Precision Mode
Contents
Precision Mode#
This tutorial is available as an IPython notebook at Malaya/example/precision-mode.
Let say you want to run the model in FP16, or FP64.
[1]:
import malaya
import logging
logging.basicConfig(level = logging.INFO)
Use specific precision for specific model#
To do that, pass precision_mode
parameter to any load model function in Malaya,
malaya.sentiment.transformer(model = 'albert', precision_mode = 'FP16')
Supported precision mode is {'BFLOAT16', 'FP16', 'FP32', 'FP64'}
, default is FP32
, check code at https://github.com/huseinzol05/malaya-boilerplate/blob/main/malaya_boilerplate/frozen_graph.py
[2]:
albert = malaya.sentiment.transformer(model = 'albert')
albert_fp16 = malaya.sentiment.transformer(model = 'albert', precision_mode = 'FP16')

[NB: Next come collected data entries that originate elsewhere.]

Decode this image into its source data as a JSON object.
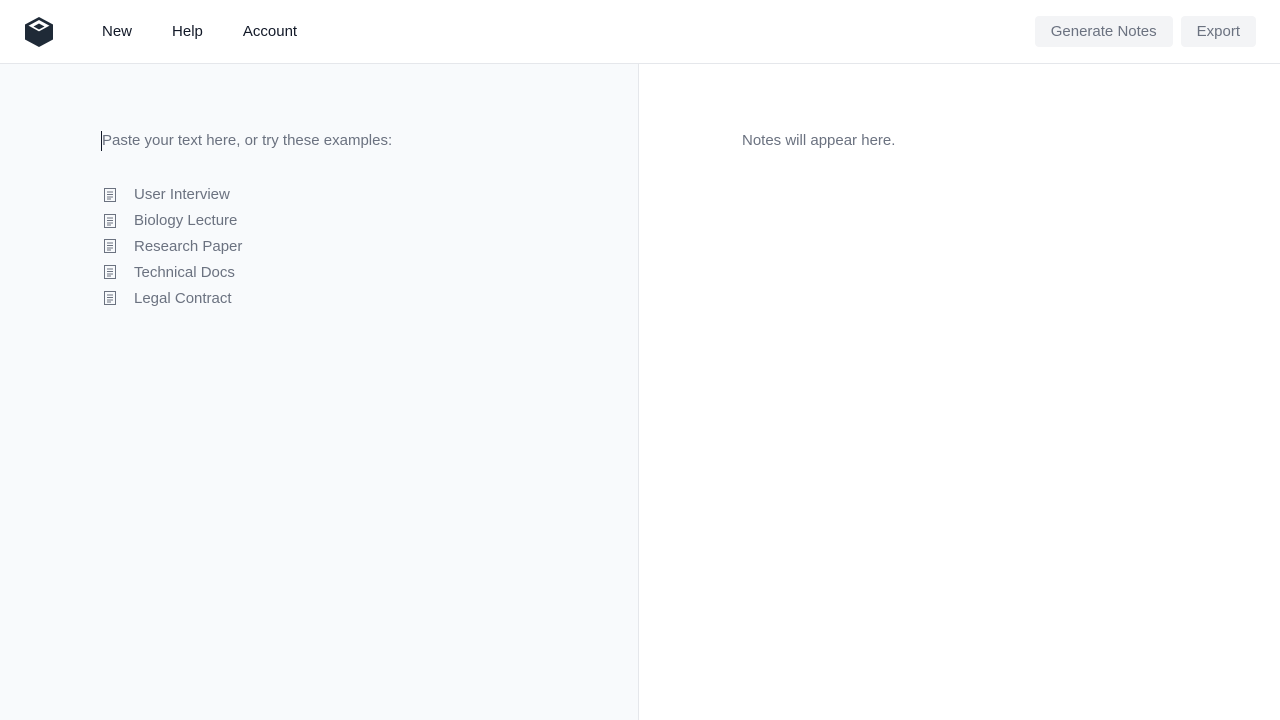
{
  "header": {
    "logo_icon": "cube-logo-icon",
    "nav": [
      {
        "label": "New"
      },
      {
        "label": "Help"
      },
      {
        "label": "Account"
      }
    ],
    "actions": {
      "generate_label": "Generate Notes",
      "export_label": "Export"
    }
  },
  "input_pane": {
    "placeholder": "Paste your text here, or try these examples:",
    "examples": [
      {
        "label": "User Interview",
        "icon": "document-icon"
      },
      {
        "label": "Biology Lecture",
        "icon": "document-icon"
      },
      {
        "label": "Research Paper",
        "icon": "document-icon"
      },
      {
        "label": "Technical Docs",
        "icon": "document-icon"
      },
      {
        "label": "Legal Contract",
        "icon": "document-icon"
      }
    ]
  },
  "notes_pane": {
    "placeholder": "Notes will appear here."
  },
  "colors": {
    "text_primary": "#111827",
    "text_muted": "#6b7280",
    "button_bg": "#f3f4f6",
    "left_bg": "#f8fafc",
    "border": "#e5e7eb",
    "logo": "#1f2a37"
  }
}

INFO:root:running sentiment/albert using device /device:CPU:0
INFO:root:running sentiment/albert using device /device:CPU:0
Converting sentiment/albert to FP16.
[3]:
string = 'ketiak saya masam tapi saya comel'
[5]:
%%time
albert.predict_proba([string])
CPU times: user 166 ms, sys: 15.9 ms, total: 182 ms
Wall time: 47.1 ms
[5]:
[{'negative': 0.8387252, 'positive': 0.0016127465, 'neutral': 0.15966207}]
[7]:
%%time
albert_fp16.predict_proba([string])
CPU times: user 14.6 s, sys: 53.3 ms, total: 14.6 s
Wall time: 2.21 s
[7]:
[{'negative': 0.839, 'positive': 0.001611, 'neutral': 0.1597}]
Running on FP16 is not necessary faster, most CPUs are not optimized for FP16, might want to look into GPU RTX and above.